We propose Perceptual Taxonomy, a structured process of scene understanding that first recognizes objects and their spatial configurations, then infers task-relevant properties such as material, affordance, function, and physical attributes to support goal-directed reasoning. While this form of reasoning is fundamental to human cognition, current vision-language benchmarks lack comprehensive evaluation of this ability and instead focus on surface-level recognition or image-text alignment. To address this gap, we introduce Perceptual Taxonomy, a benchmark for physically grounded visual reasoning. We annotate 3173 objects with four property families covering 84 fine-grained attributes. Using these annotations, we construct a multiple-choice question benchmark with 5802 images across both synthetic and real domains. The benchmark contains 28033 template-based questions spanning four types (object description, spatial reasoning, property matching, and taxonomy reasoning), along with 50 expert-crafted questions designed to evaluate models across the full spectrum of perceptual taxonomy reasoning. Experimental results show that leading vision-language models perform well on recognition tasks but degrade by 10 to 20 percent on property-driven questions, especially those requiring multi-step reasoning over structured attributes. These findings highlight a persistent gap in structured visual understanding and the limitations of current models that rely heavily on pattern matching. We also show that providing in-context reasoning examples from simulated scenes improves performance on real-world and expert-curated questions, demonstrating the effectiveness of perceptual-taxonomy-guided prompting.

Figures (9)

• Figure 1: Illustration of our proposed Perceptual Taxonomy for structured scene understanding (a) A motivating example of human reasoning: when needing protection, a person hierarchically perceives the scene (scene-level context), identifies available objects (object-level), infers their physically grounded properties (e.g., flat, rigid, portable), and selects the most suitable one for the goal (book as shield). (b) An example from PercepTax where a model is asked to select an object that can be repurposed as a shield. The model must reason over object properties to make a functional choice, emulating human-like perception and decision-making.
• Figure 2: Overview of the PercepTax benchmark. (a) Each scene is annotated with object detections and their mapped attributes across four domains: material, physical properties, affordance, and function. (b) Summary statistics for 84 attribute categories and question distributions across synthetic and real images. (c) Example questions covering four reasoning types: object description, spatial relation, property matching, and taxonomy reasoning, together forming a unified framework for perceptual and hierarchical scene understanding.

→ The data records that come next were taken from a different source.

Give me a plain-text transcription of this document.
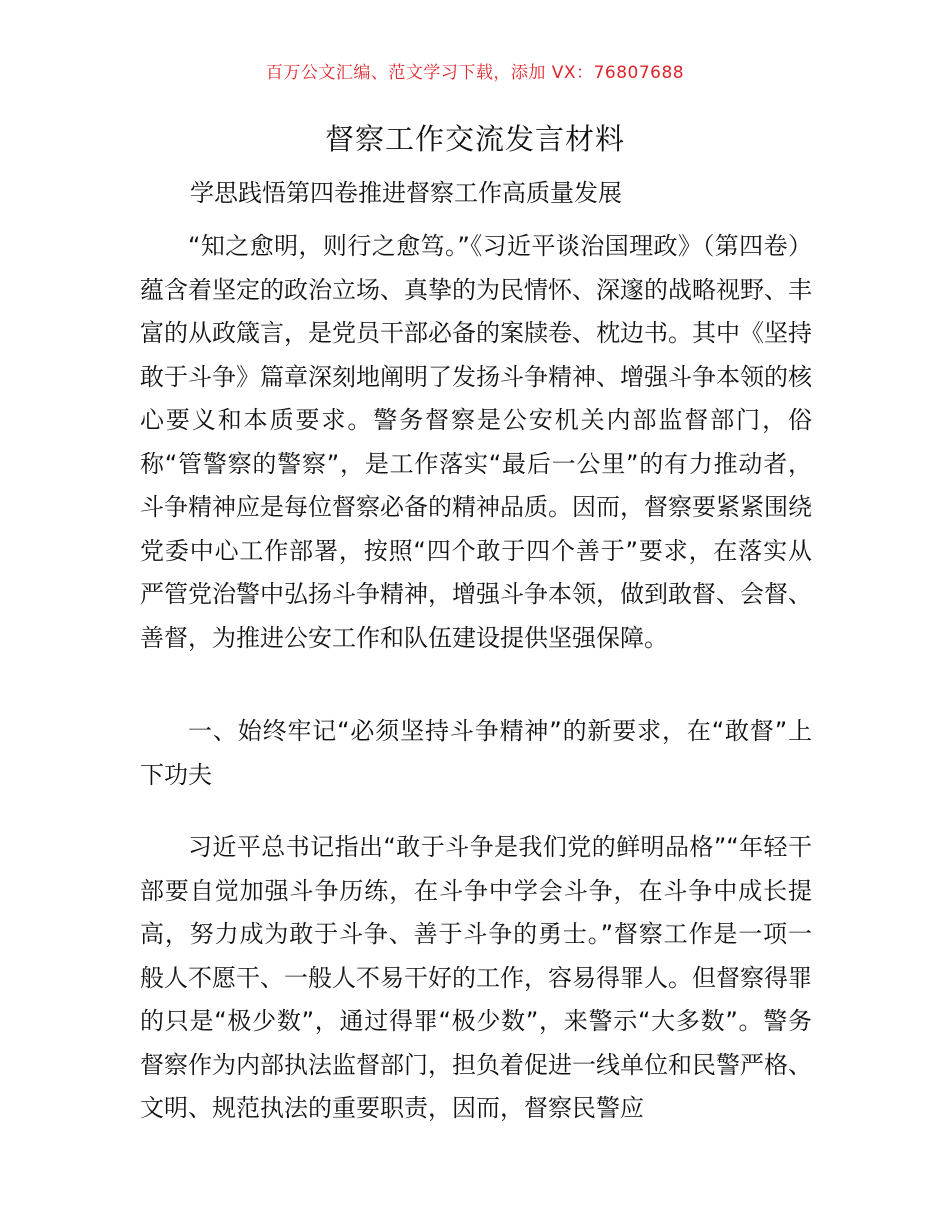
百万公文汇编、范文学习下载，添加 VX：76807688
督察工作交流发言材料
学思践悟第四卷推进督察工作高质量发展

“知之愈明，则行之愈笃。”《习近平谈治国理政》（第四卷）蕴含着坚定的政治立场、真挚的为民情怀、深邃的战略视野、丰富的从政箴言，是党员干部必备的案牍卷、枕边书。其中《坚持敢于斗争》篇章深刻地阐明了发扬斗争精神、增强斗争本领的核心要义和本质要求。警务督察是公安机关内部监督部门，俗称“管警察的警察”，是工作落实“最后一公里”的有力推动者，斗争精神应是每位督察必备的精神品质。因而，督察要紧紧围绕党委中心工作部署，按照“四个敢于四个善于”要求，在落实从严管党治警中弘扬斗争精神，增强斗争本领，做到敢督、会督、善督，为推进公安工作和队伍建设提供坚强保障。

一、始终牢记“必须坚持斗争精神”的新要求，在“敢督”上下功夫

习近平总书记指出“敢于斗争是我们党的鲜明品格”“年轻干部要自觉加强斗争历练，在斗争中学会斗争，在斗争中成长提高，努力成为敢于斗争、善于斗争的勇士。”督察工作是一项一般人不愿干、一般人不易干好的工作，容易得罪人。但督察得罪的只是“极少数”，通过得罪“极少数”，来警示“大多数”。警务督察作为内部执法监督部门，担负着促进一线单位和民警严格、文明、规范执法的重要职责，因而，督察民警应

• Figure 3: Object Anotation Pipeline: Objects are first collected from synthetic and real scenes, described by foundation models, and clustered by shared material, function, and affordance attributes with human verification at each stage. Template-based QA generation then converts verified clusters into question–answer pairs, with 68.3% passing the final quality check to ensure accurate and semantically grounded annotations.
• Figure 4: Qualitative examples illustrating model errors in hierarchical reasoning. (a) Instances of hallucinated or inconsistent reasoning on simulated-image benchmark questions produced by Qwen3 and GPT-5. (b) Examples of Gemini’s reasoning on real-image benchmark questions before and after in-context learning.
• Figure 7: Overview of the Real Image object annotation pipeline the blue blocks are intermediate outputs and the red blocks (object tags, Bounding Boxes, 3D poses are the pipeline outputs we use to further create the object attribute clusters and Benchmarks Questions).